| Komisyon Adı | : | PLAN VE BÜTÇE KOMİSYONU |
| Konu | : | 2026 Yılı Merkezi Yönetim Bütçe Kanunu Teklifi (1/280) ve 2024 Yılı Merkezi Yönetim Kesin Hesap Kanunu Teklifi (1/279) ile Sayıştay tezkereleri |
| Dönemi | : | 28 |
| Yasama Yılı | : | 4 |
| Tarih | : | 06 .11.2025 |
MEHMET GÜZELMANSUR (Hatay) - Sayın Başkan, değerli milletvekilleri, Sayın Bakanım, kıymetli bürokratlarım; bugün bu mikrofondan yalnızca bir kentin değil, onurlu bir halkın feryadını size ulaştırmak istiyorum. Hatay'dan bahsediyorum; bir zamanlar bereketin, üretimin, kardeşliğin simgesi olan o topraklardan bahsediyorum. Bugün hâlâ bir şantiye alanı olan, sokaklarında tozun, sessizliğin ve çaresizliğin dolaştığı bir şehirden söz ediyorum. 30 Kasımda yani yirmi dört gün sonra mücbir sebep hâli sona eriyor. Sayın Bakan, Hatay'da hangi hayat normale döndü? Sosyal hayat mı, eğitim hayatı mı, sağlık alanı mı, ekonomik hayat mı normale döndü? Hangi esnaf rahat nefes alabiliyor? Kaç kalıcı iş yeri teslim edildi? Kaç kalıcı iş yeri teslim edildi de 30 Kasımda mücbir sebebi sonlandırıyorsunuz?

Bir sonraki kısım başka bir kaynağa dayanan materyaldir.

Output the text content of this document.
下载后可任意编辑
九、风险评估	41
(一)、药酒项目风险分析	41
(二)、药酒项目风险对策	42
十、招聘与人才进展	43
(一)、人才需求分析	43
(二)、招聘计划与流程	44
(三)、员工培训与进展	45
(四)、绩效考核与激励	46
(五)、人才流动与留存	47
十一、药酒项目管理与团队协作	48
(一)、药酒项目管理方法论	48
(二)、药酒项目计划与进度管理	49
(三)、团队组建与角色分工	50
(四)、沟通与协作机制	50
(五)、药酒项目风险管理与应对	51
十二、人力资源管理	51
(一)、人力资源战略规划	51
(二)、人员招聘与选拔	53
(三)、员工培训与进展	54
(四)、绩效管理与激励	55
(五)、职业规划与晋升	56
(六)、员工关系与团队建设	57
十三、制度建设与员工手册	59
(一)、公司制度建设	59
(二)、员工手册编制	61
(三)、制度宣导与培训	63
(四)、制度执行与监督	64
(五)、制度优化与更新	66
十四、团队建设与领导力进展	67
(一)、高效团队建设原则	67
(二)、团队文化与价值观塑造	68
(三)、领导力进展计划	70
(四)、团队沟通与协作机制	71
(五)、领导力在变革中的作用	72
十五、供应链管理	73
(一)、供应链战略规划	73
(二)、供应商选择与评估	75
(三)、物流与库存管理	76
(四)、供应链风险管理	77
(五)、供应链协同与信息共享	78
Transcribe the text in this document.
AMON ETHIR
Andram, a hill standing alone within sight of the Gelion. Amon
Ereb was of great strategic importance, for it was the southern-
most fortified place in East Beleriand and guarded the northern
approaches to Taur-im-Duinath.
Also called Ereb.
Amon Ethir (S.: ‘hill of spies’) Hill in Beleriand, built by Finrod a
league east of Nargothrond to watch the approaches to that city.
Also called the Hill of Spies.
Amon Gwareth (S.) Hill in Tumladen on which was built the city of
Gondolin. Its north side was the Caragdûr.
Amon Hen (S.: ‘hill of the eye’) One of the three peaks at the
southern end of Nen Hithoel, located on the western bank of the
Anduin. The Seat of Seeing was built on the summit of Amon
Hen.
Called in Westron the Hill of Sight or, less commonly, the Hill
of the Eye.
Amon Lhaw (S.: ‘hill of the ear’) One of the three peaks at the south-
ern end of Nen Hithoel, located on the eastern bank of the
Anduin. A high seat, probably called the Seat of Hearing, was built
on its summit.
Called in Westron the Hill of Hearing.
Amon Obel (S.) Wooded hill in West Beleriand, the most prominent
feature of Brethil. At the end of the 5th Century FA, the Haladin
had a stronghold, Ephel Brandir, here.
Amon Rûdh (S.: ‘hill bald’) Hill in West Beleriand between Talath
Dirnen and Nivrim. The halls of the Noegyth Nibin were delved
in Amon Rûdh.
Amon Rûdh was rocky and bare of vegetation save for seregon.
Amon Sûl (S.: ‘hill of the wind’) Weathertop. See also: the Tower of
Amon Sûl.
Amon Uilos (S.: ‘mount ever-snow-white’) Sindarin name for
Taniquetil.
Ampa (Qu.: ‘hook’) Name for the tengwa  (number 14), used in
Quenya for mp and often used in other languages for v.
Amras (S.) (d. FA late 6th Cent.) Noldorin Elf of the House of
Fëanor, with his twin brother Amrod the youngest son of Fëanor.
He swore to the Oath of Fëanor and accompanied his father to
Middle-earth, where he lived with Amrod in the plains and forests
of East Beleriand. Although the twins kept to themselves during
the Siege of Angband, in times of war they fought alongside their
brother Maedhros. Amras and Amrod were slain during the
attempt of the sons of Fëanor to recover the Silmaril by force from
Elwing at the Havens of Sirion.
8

Sayın Bakan, Hatay'da hayat normale dönmedi çünkü orada hâlâ insanlar evsiz, işsiz, umutsuz. Esnafın büyük çoğunluğu prefabrik dükkânlarda siftah yapmayı bekliyor. O prefabrik dükkânları her yağmurda su basıyor, çatısı çöküyor. Müşteriyi o prefabrik çarşılara taşıyacak yolların çamur deryası olduğu bir il Hatay. Siz burada tablolara, rakamlara, grafiklere bakıyorsunuz ama orada insanlar geceleri çocuklarının önüne bir tabak yemek koyabilmek için mücadele veriyor. Birileri hâlâ "Hatay ayağa kalkıyor." diye konuşuyor ama o ayağa kalktığı söylenen Hatay'da binlerce insan hâlâ konteynerlerde, hâlâ işsiz, hâlâ umutsuz.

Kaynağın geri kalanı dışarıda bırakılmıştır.